Talk about winning last year’s Coke Zero 400.
“The biggest challenge was Matt Kenseth and Greg Biffle because when they hooked up, I didn’t think there was anybody that could beat them. But we were able to stay in touch with them, and I got a great restart with Kasey Kahne helping me. We just had to try to separate Matt and Greg. Once we got them pulled apart, I think Matt tried to reconnect with Greg, and we carried enough momentum to get back around in front of him and get down on that bottom line. I tried to back up to Matt to make sure they didn’t get a huge run on us. They were coming on the outside in (turns) three and four and the last wreck happened, and we were just fortunate enough to be leading still.”
When you’re in the draft, how much control do you feel you have inside the racecar?

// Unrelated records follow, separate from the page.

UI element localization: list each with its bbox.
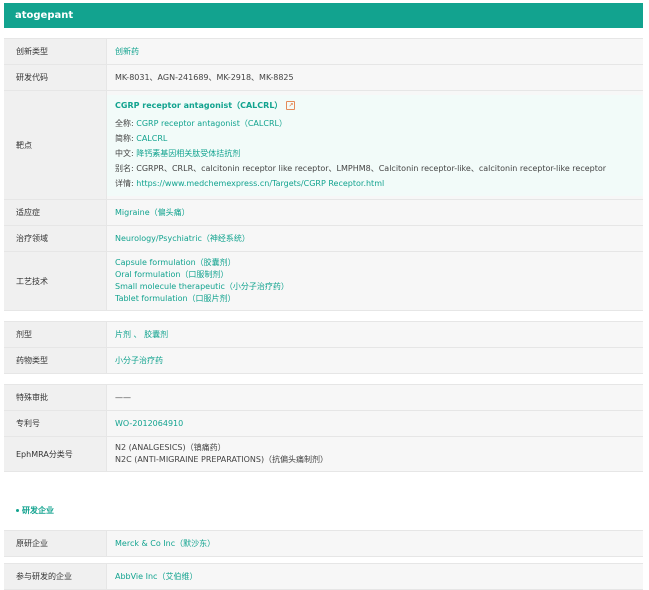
row-originator: 原研企业 Merck & Co Inc（默沙东）: [4, 531, 643, 557]
target-details: CGRP receptor antagonist（CALCRL） ↗ 全称: C…: [107, 94, 643, 196]
target-full-name[interactable]: CGRP receptor antagonist（CALCRL）: [136, 119, 287, 128]
row-label: 特殊审批: [4, 385, 107, 410]
target-key: 详情:: [115, 178, 134, 188]
row-label: 药物类型: [4, 348, 107, 373]
technology-item[interactable]: Capsule formulation（胶囊剂）: [115, 257, 643, 269]
row-label: EphMRA分类号: [4, 437, 107, 471]
target-key: 别名:: [115, 163, 134, 173]
participant-link[interactable]: AbbVie Inc（艾伯维）: [115, 571, 643, 582]
target-chinese[interactable]: 降钙素基因相关肽受体拮抗剂: [136, 149, 240, 158]
row-special-review: 特殊审批 ——: [4, 384, 643, 411]
row-label: 创新类型: [4, 39, 107, 64]
target-detail-link[interactable]: https://www.medchemexpress.cn/Targets/CG…: [136, 179, 384, 188]
row-label: 研发代码: [4, 65, 107, 90]
row-therapy-area: 治疗领域 Neurology/Psychiatric（神经系统）: [4, 226, 643, 252]
technology-item[interactable]: Oral formulation（口服制剂）: [115, 269, 643, 281]
originator-link[interactable]: Merck & Co Inc（默沙东）: [115, 538, 643, 549]
technology-item[interactable]: Tablet formulation（口服片剂）: [115, 293, 643, 305]
special-review-value: ——: [115, 393, 131, 402]
external-link-icon[interactable]: ↗: [286, 100, 296, 110]
row-innovation-type: 创新类型 创新药: [4, 39, 643, 65]
row-patent: 专利号 WO-2012064910: [4, 411, 643, 437]
target-key: 简称:: [115, 133, 134, 143]
ephmra-line: N2 (ANALGESICS)（镇痛药）: [115, 443, 226, 452]
target-key: 全称:: [115, 118, 134, 128]
drug-type-link[interactable]: 小分子治疗药: [115, 355, 643, 366]
drug-title: atogepant: [15, 10, 74, 21]
patent-link[interactable]: WO-2012064910: [115, 419, 643, 428]
therapy-area-link[interactable]: Neurology/Psychiatric（神经系统）: [115, 233, 643, 244]
row-label: 专利号: [4, 411, 107, 436]
row-label: 适应症: [4, 200, 107, 225]
row-ephmra: EphMRA分类号 N2 (ANALGESICS)（镇痛药） N2C (ANTI…: [4, 437, 643, 472]
dosage-form-link[interactable]: 片剂 、 胶囊剂: [115, 329, 643, 340]
row-participants: 参与研发的企业 AbbVie Inc（艾伯维）: [4, 563, 643, 590]
innovation-type-link[interactable]: 创新药: [115, 46, 643, 57]
row-dosage-form: 剂型 片剂 、 胶囊剂: [4, 321, 643, 348]
technology-item[interactable]: Small molecule therapeutic（小分子治疗药）: [115, 281, 643, 293]
target-abbr[interactable]: CALCRL: [136, 134, 167, 143]
target-key: 中文:: [115, 148, 134, 158]
row-technology: 工艺技术 Capsule formulation（胶囊剂） Oral formu…: [4, 252, 643, 311]
section-title: 研发企业: [4, 492, 643, 530]
company-section: 研发企业 原研企业 Merck & Co Inc（默沙东） 参与研发的企业 Ab…: [4, 492, 643, 590]
section-title-text: 研发企业: [22, 506, 54, 515]
target-heading-link[interactable]: CGRP receptor antagonist（CALCRL）: [115, 100, 282, 111]
row-indication: 适应症 Migraine（偏头痛）: [4, 200, 643, 226]
ephmra-line: N2C (ANTI-MIGRAINE PREPARATIONS)（抗偏头痛制剂）: [115, 455, 329, 464]
row-label: 原研企业: [4, 531, 107, 556]
row-label: 剂型: [4, 322, 107, 347]
indication-link[interactable]: Migraine（偏头痛）: [115, 207, 643, 218]
row-target: 靶点 CGRP receptor antagonist（CALCRL） ↗ 全称…: [4, 91, 643, 200]
target-alias: CGRPR、CRLR、calcitonin receptor like rece…: [136, 163, 607, 173]
row-label: 参与研发的企业: [4, 564, 107, 589]
row-dev-code: 研发代码 MK-8031、AGN-241689、MK-2918、MK-8825: [4, 65, 643, 91]
drug-info-panel: atogepant 创新类型 创新药 研发代码 MK-8031、AGN-2416…: [4, 3, 643, 590]
row-drug-type: 药物类型 小分子治疗药: [4, 348, 643, 374]
dev-code-value: MK-8031、AGN-241689、MK-2918、MK-8825: [115, 73, 294, 82]
row-label: 工艺技术: [4, 252, 107, 310]
row-label: 靶点: [4, 91, 107, 199]
bullet-icon: [16, 509, 19, 512]
drug-title-bar: atogepant: [4, 3, 643, 28]
drug-info-table: 创新类型 创新药 研发代码 MK-8031、AGN-241689、MK-2918…: [4, 38, 643, 472]
row-label: 治疗领域: [4, 226, 107, 251]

“It depends on the circumstances. You can’t see the air and you hit different pockets (of air). You hit a pocket where you get a real big tow or you hit a pocket where it seems they’re getting a tow and pulling you back, and you just have to play the circumstances. You just try getting in different scenarios and try to learn if you get in the middle of the draft, what does it do? Will it give you a push? Will it not give you a push? If you get next to this car, does it suck you up or does it slow you down? It’s trial and error, but at the same time, it’s like pulling a pin on a grenade. You know through that process that if one guy makes a mistake, the car’s torn up for the race. It’s just a delicate balance of how hard you go, how many things you try, and how much time you spend doing it.”